The network session ID that can be passed by the IMS TM resource adapter is, by default, the IP address and port of the authentication server that is used. The maximum length for a network session ID is 254 bytes.
The network user ID that can be passed by the IMS TM resource adapter is a distinguished name that is defined in the authentication server. The maximum length for a network user ID is 246 bytes.
- The JAAS login module prompts the user to enter network security credentials and captures the credentials.
- The network security credentials are passed by WebSphere Application Server or WebSphere Liberty to an external user account registry, such as an LDAP server, for authentication.
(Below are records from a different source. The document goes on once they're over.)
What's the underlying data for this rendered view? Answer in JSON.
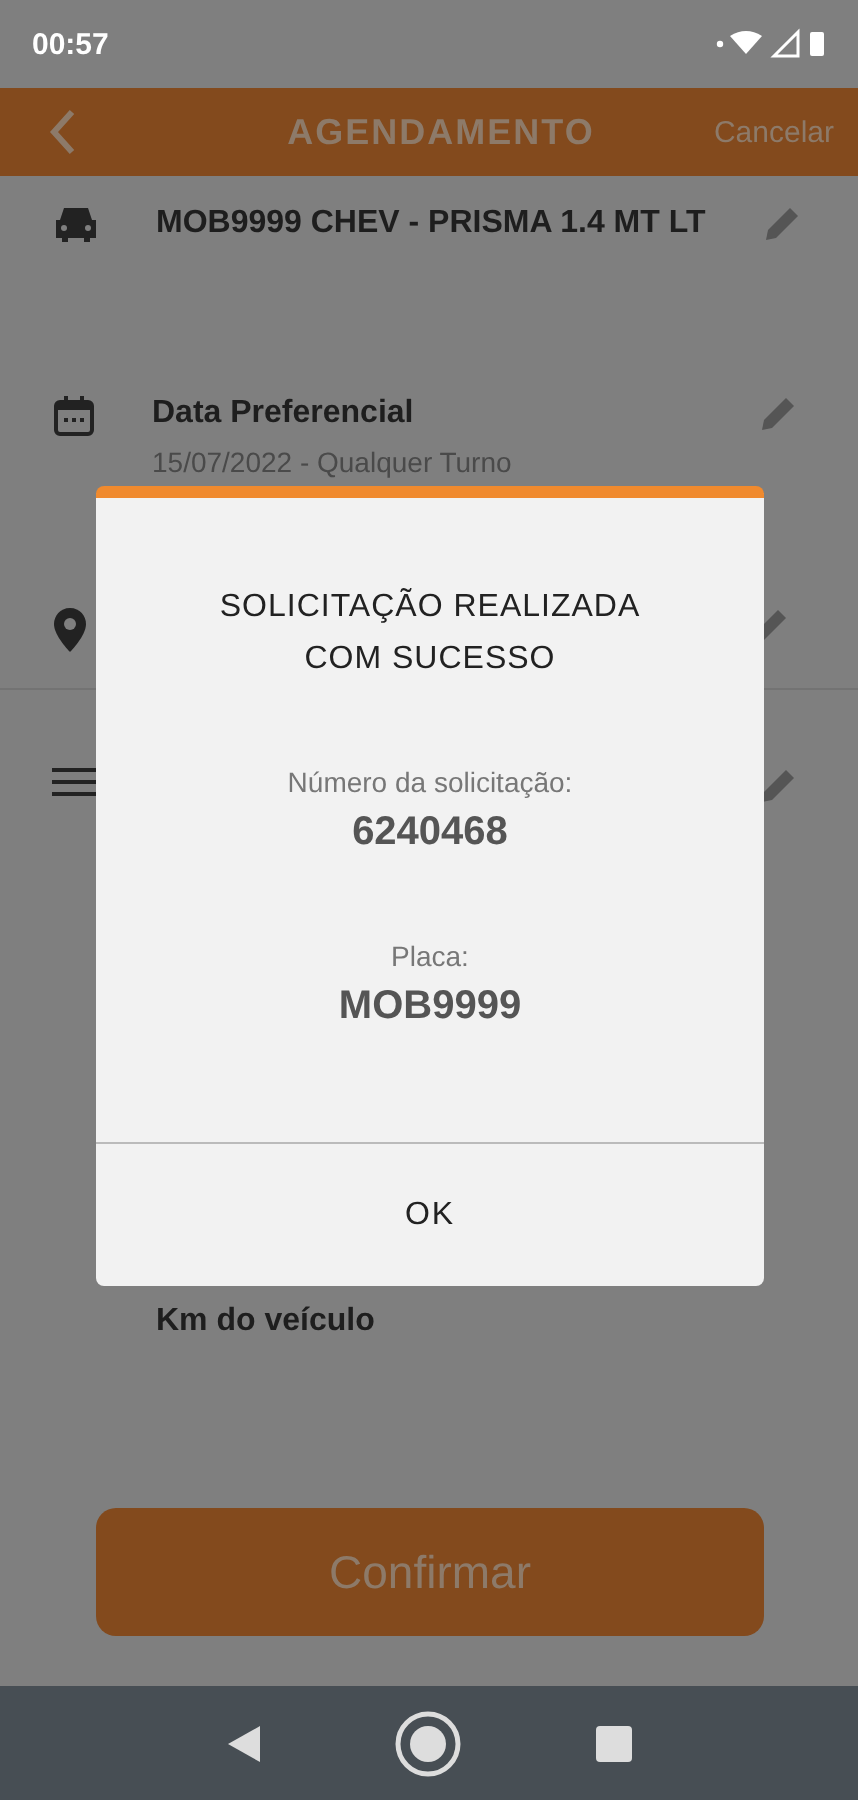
{
  "status_bar": {
    "time": "00:57"
  },
  "header": {
    "title": "AGENDAMENTO",
    "action": "Cancelar"
  },
  "items": [
    {
      "kind": "vehicle",
      "title": "MOB9999 CHEV - PRISMA 1.4 MT LT"
    },
    {
      "kind": "date",
      "title": "Data Preferencial",
      "subtitle": "15/07/2022 - Qualquer Turno"
    },
    {
      "kind": "location"
    },
    {
      "kind": "description"
    }
  ],
  "km_label": "Km do veículo",
  "confirm_button": "Confirmar",
  "dialog": {
    "title": "SOLICITAÇÃO REALIZADA COM SUCESSO",
    "fields": [
      {
        "label": "Número da solicitação:",
        "value": "6240468"
      },
      {
        "label": "Placa:",
        "value": "MOB9999"
      }
    ],
    "button": "OK"
  }
}
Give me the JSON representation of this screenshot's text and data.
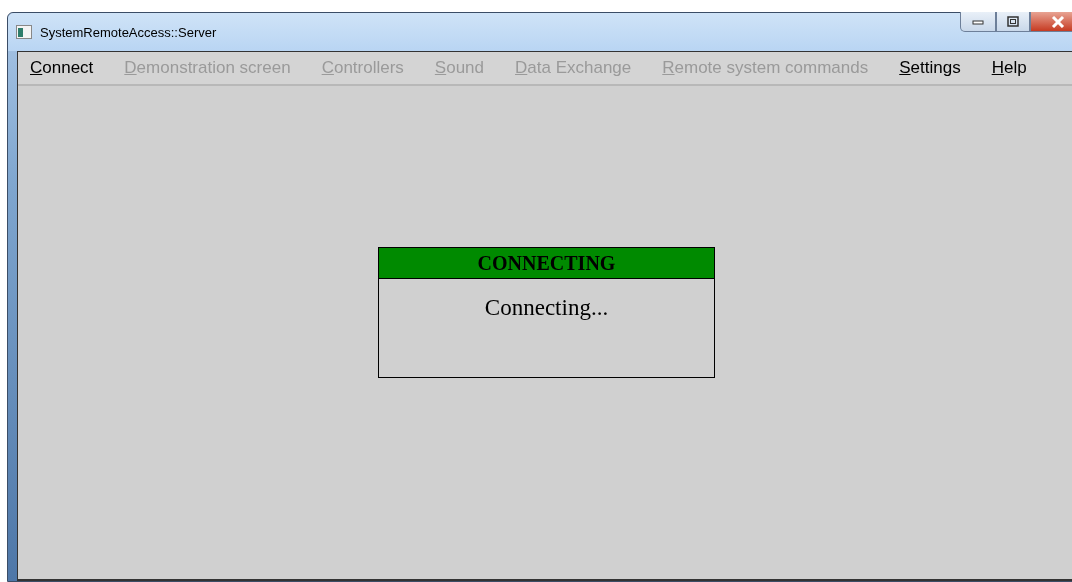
{
  "window": {
    "title": "SystemRemoteAccess::Server"
  },
  "menu": [
    {
      "label": "Connect",
      "disabled": false
    },
    {
      "label": "Demonstration screen",
      "disabled": true
    },
    {
      "label": "Controllers",
      "disabled": true
    },
    {
      "label": "Sound",
      "disabled": true
    },
    {
      "label": "Data Exchange",
      "disabled": true
    },
    {
      "label": "Remote system commands",
      "disabled": true
    },
    {
      "label": "Settings",
      "disabled": false
    },
    {
      "label": "Help",
      "disabled": false
    }
  ],
  "dialog": {
    "title": "CONNECTING",
    "message": "Connecting..."
  }
}
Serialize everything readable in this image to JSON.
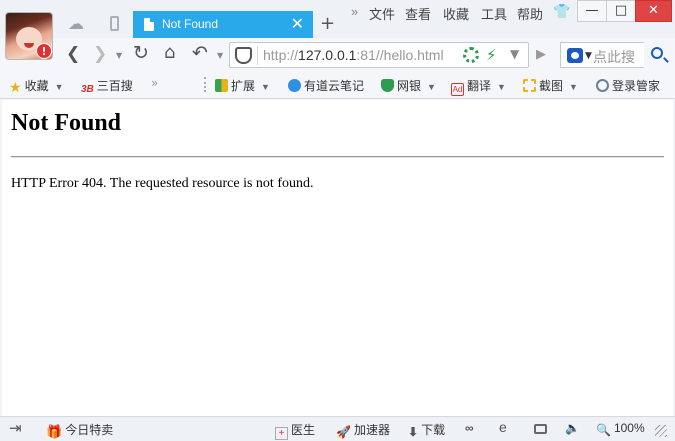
{
  "tabbar": {
    "active_tab_title": "Not Found",
    "close_glyph": "✕",
    "new_tab_glyph": "+",
    "menu": [
      "»",
      "文件",
      "查看",
      "收藏",
      "工具",
      "帮助"
    ],
    "window_buttons": {
      "minimize": "—",
      "maximize": "□",
      "close": "✕"
    },
    "avatar_badge": "!"
  },
  "navbar": {
    "url_scheme": "http://",
    "url_host": "127.0.0.1",
    "url_rest": ":81//hello.html",
    "search_placeholder": "点此搜"
  },
  "bookmarks": [
    {
      "label": "收藏",
      "icon": "star-icon",
      "color": "#e8b21b",
      "dropdown": true
    },
    {
      "label": "三百搜",
      "icon": "sanbaisou-icon",
      "color": "#d6322d",
      "dropdown": false
    },
    {
      "label": "扩展",
      "icon": "extension-icon",
      "color": "#3aa14f",
      "dropdown": true
    },
    {
      "label": "有道云笔记",
      "icon": "youdao-note-icon",
      "color": "#2f8fe3",
      "dropdown": false
    },
    {
      "label": "网银",
      "icon": "bank-shield-icon",
      "color": "#2e9c4e",
      "dropdown": true
    },
    {
      "label": "翻译",
      "icon": "translate-icon",
      "color": "#d6322d",
      "dropdown": true
    },
    {
      "label": "截图",
      "icon": "screenshot-icon",
      "color": "#e8b21b",
      "dropdown": true
    },
    {
      "label": "登录管家",
      "icon": "login-manager-icon",
      "color": "#6b7f99",
      "dropdown": false
    }
  ],
  "page": {
    "title": "Not Found",
    "message": "HTTP Error 404. The requested resource is not found."
  },
  "statusbar": {
    "today_deals": "今日特卖",
    "doctor": "医生",
    "accelerator": "加速器",
    "download": "下载",
    "zoom": "100%"
  }
}
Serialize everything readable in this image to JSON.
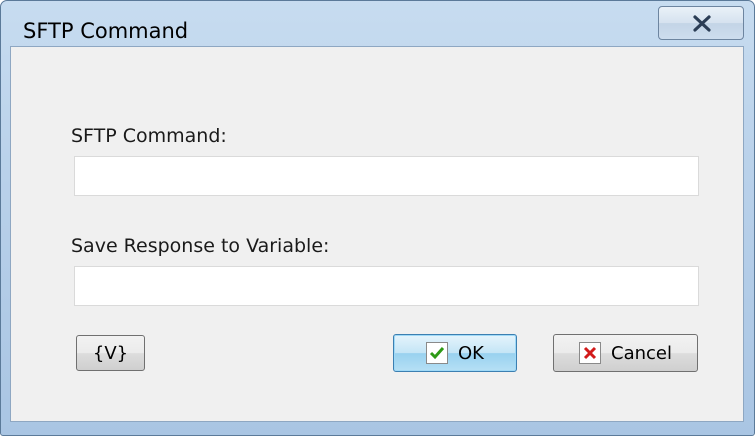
{
  "window": {
    "title": "SFTP Command"
  },
  "form": {
    "command_label": "SFTP Command:",
    "command_value": "",
    "response_label": "Save Response to Variable:",
    "response_value": ""
  },
  "buttons": {
    "variables_label": "{V}",
    "ok_label": "OK",
    "cancel_label": "Cancel"
  },
  "icons": {
    "close": "close-icon",
    "ok": "checkmark-icon",
    "cancel": "x-icon"
  },
  "colors": {
    "title_bar": "#b9d1ea",
    "client_bg": "#f0f0f0",
    "ok_check": "#2e9a16",
    "cancel_x": "#d21a1a"
  }
}
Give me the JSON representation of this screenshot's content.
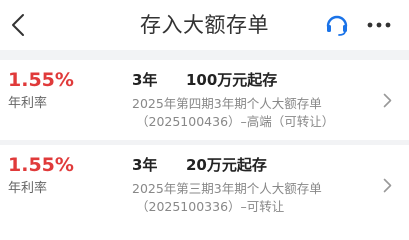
{
  "header": {
    "title": "存入大额存单"
  },
  "products": [
    {
      "rate": "1.55%",
      "rate_label": "年利率",
      "term": "3年",
      "min_amount": "100万元起存",
      "name": "2025年第四期3年期个人大额存单",
      "code": "（2025100436）–高端（可转让）"
    },
    {
      "rate": "1.55%",
      "rate_label": "年利率",
      "term": "3年",
      "min_amount": "20万元起存",
      "name": "2025年第三期3年期个人大额存单",
      "code": "（2025100336）–可转让"
    }
  ],
  "icons": {
    "back": "chevron-left-icon",
    "support": "headset-icon",
    "more": "more-dots-icon",
    "row_arrow": "chevron-right-icon"
  },
  "colors": {
    "rate": "#e03a3a",
    "support_icon": "#1a73e8",
    "page_background": "#f2f3f5"
  }
}
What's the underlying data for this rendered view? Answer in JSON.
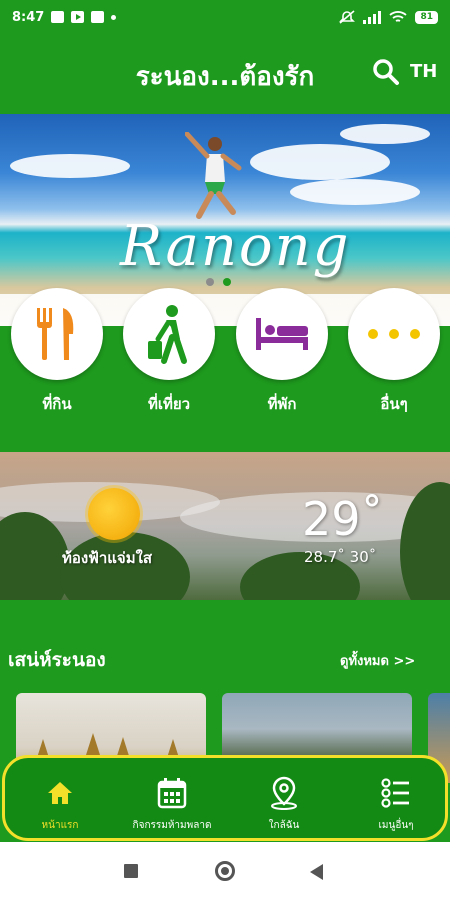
{
  "status_bar": {
    "time": "8:47",
    "battery": "81"
  },
  "header": {
    "title": "ระนอง...ต้องรัก",
    "lang": "TH"
  },
  "hero": {
    "title": "Ranong",
    "slide_index": 2,
    "slide_count": 2
  },
  "categories": [
    {
      "label": "ที่กิน",
      "icon": "fork-knife-icon",
      "color": "#f08a1c"
    },
    {
      "label": "ที่เที่ยว",
      "icon": "traveler-icon",
      "color": "#1e9a1e"
    },
    {
      "label": "ที่พัก",
      "icon": "bed-icon",
      "color": "#8a2c9a"
    },
    {
      "label": "อื่นๆ",
      "icon": "more-dots-icon",
      "color": "#f3c400"
    }
  ],
  "weather": {
    "description": "ท้องฟ้าแจ่มใส",
    "temp": "29˚",
    "range": "28.7˚ 30˚"
  },
  "section": {
    "title": "เสน่ห์ระนอง",
    "see_all": "ดูทั้งหมด >>"
  },
  "bottom_nav": [
    {
      "label": "หน้าแรก",
      "icon": "home-icon",
      "active": true
    },
    {
      "label": "กิจกรรมห้ามพลาด",
      "icon": "calendar-icon",
      "active": false
    },
    {
      "label": "ใกล้ฉัน",
      "icon": "location-pin-icon",
      "active": false
    },
    {
      "label": "เมนูอื่นๆ",
      "icon": "list-menu-icon",
      "active": false
    }
  ],
  "colors": {
    "primary": "#1e9a1e",
    "accent": "#f3e02b",
    "nav_bg": "#138a13"
  }
}
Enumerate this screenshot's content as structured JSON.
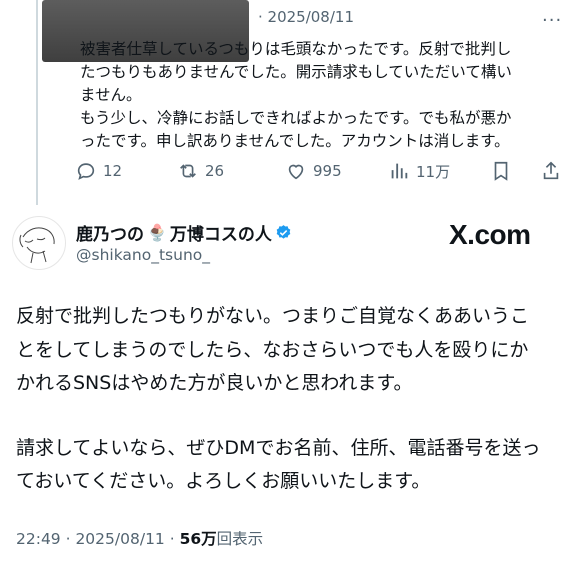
{
  "reply_tweet": {
    "date": "· 2025/08/11",
    "paragraphs": [
      "被害者仕草しているつもりは毛頭なかったです。反射で批判し",
      "たつもりもありませんでした。開示請求もしていただいて構い",
      "ません。",
      "もう少し、冷静にお話しできればよかったです。でも私が悪か",
      "ったです。申し訳ありませんでした。アカウントは消します。"
    ],
    "actions": {
      "reply_count": "12",
      "repost_count": "26",
      "like_count": "995",
      "views_count": "11万"
    }
  },
  "main_tweet": {
    "author_name": "鹿乃つの",
    "author_name_suffix": "万博コスの人",
    "author_emoji": "🍨",
    "handle": "@shikano_tsuno_",
    "watermark": "X.com",
    "lines_p1": [
      "反射で批判したつもりがない。つまりご自覚なくああいうこ",
      "とをしてしまうのでしたら、なおさらいつでも人を殴りにか",
      "かれるSNSはやめた方が良いかと思われます。"
    ],
    "lines_p2": [
      "請求してよいなら、ぜひDMでお名前、住所、電話番号を送っ",
      "ておいてください。よろしくお願いいたします。"
    ],
    "time": "22:49 · 2025/08/11 · ",
    "views_number": "56万",
    "views_label": "回表示"
  },
  "icons": [
    "more-icon",
    "reply-icon",
    "repost-icon",
    "like-icon",
    "views-icon",
    "bookmark-icon",
    "share-icon",
    "verified-icon"
  ],
  "colors": {
    "muted": "#536471",
    "verified_blue": "#1d9bf0",
    "text": "#0f1419"
  }
}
- If the security credentials are successfully authenticated by the user account registry, the credentials are set in a Java principal object and passed to IMS TM resource adapter.
- IMS TM resource adapter extracts the network user ID and the network session ID and includes the security credentials in the security-data section of the OTMA message prefix. The OTMA message is then sent to IMS Connect with the network security credentials.
- IMS Connect passes the OTMA message with network security credentials to IMS, and the credentials are written to IMS log records.
You can also enable IMS TM resource adapter to support network security credentials from IMS in synchronous and asynchronous callout messages.